Vibration characteristics and shape optimization of FG-GPLRC cylindrical shell with magneto-electro-elastic face sheets

The objective of this study was to evaluate the effects of various geometrical parameters, materials, and boundary conditions on the vibrations of a smart cylindrical sandwich shell. The study also aimed to use the bees algorithm to maximize the natural frequencies based on the geometrical and material parameters of the smart sandwich shell. The structure of the shell consists of two outer layers of magneto-electro-elastic (MEE) and a middle layer of functionally graded graphene platelets reinforced composite (FG-GPLRC). The material properties of the MEE face sheets depend on the volume fraction of the piezoelectric and piezo-magnetic phases. The FG-GPLRC core layer is a multilayer isotropic polymer material reinforced by GPLs that are functionally graded and distributed in each layer. The shell is simultaneously subjected to external pressure and thermo-magneto-electro loads. Reddy's higher-order shear deformation shell theory was used to derive the basic equations, along with the relationships between deflection amplitude and time. The natural frequencies were obtained using Galerkin and Runge-Kutta methods, and the Budiansky-Roth standard was employed to determine the critical dynamic buckling load.

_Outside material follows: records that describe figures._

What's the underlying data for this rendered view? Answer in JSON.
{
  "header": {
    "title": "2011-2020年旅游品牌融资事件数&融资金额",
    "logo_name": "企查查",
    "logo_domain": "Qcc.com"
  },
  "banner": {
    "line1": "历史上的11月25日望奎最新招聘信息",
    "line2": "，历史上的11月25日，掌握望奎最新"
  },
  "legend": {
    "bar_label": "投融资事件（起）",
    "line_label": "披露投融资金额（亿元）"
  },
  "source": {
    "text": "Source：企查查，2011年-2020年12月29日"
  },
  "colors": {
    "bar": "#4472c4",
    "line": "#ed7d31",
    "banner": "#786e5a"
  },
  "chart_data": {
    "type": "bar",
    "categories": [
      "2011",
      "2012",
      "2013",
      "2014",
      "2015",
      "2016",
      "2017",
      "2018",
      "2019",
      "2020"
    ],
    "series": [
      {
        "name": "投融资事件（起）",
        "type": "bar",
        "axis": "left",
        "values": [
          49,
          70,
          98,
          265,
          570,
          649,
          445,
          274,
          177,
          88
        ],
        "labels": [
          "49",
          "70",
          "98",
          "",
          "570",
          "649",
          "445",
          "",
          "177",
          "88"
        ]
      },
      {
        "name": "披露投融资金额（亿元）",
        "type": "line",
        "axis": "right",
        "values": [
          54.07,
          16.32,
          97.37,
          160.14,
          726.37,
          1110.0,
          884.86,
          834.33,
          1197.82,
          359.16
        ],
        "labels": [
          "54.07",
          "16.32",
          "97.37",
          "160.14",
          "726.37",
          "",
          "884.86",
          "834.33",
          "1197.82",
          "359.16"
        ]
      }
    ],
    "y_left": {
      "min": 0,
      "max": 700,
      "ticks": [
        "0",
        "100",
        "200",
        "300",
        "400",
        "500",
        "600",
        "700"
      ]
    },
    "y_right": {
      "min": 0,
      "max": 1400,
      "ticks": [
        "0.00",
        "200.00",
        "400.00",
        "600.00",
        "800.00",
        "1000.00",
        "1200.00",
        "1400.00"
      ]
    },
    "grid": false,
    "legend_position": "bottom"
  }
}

The results of the study are discussed through parametric studies.

Automated summary

The study aims to evaluate the effects of various geometrical parameters, materials, and boundary conditions on the vibrations of a smart cylindrical sandwich shell, and use the bees algorithm to optimize the natural frequencies based on the geometric and material parameters. The shell structure consists of two layers of magneto-electro-elastic material and a middle layer of functionally graded graphene platelets reinforced composite. The results of the study are discussed through parametric studies.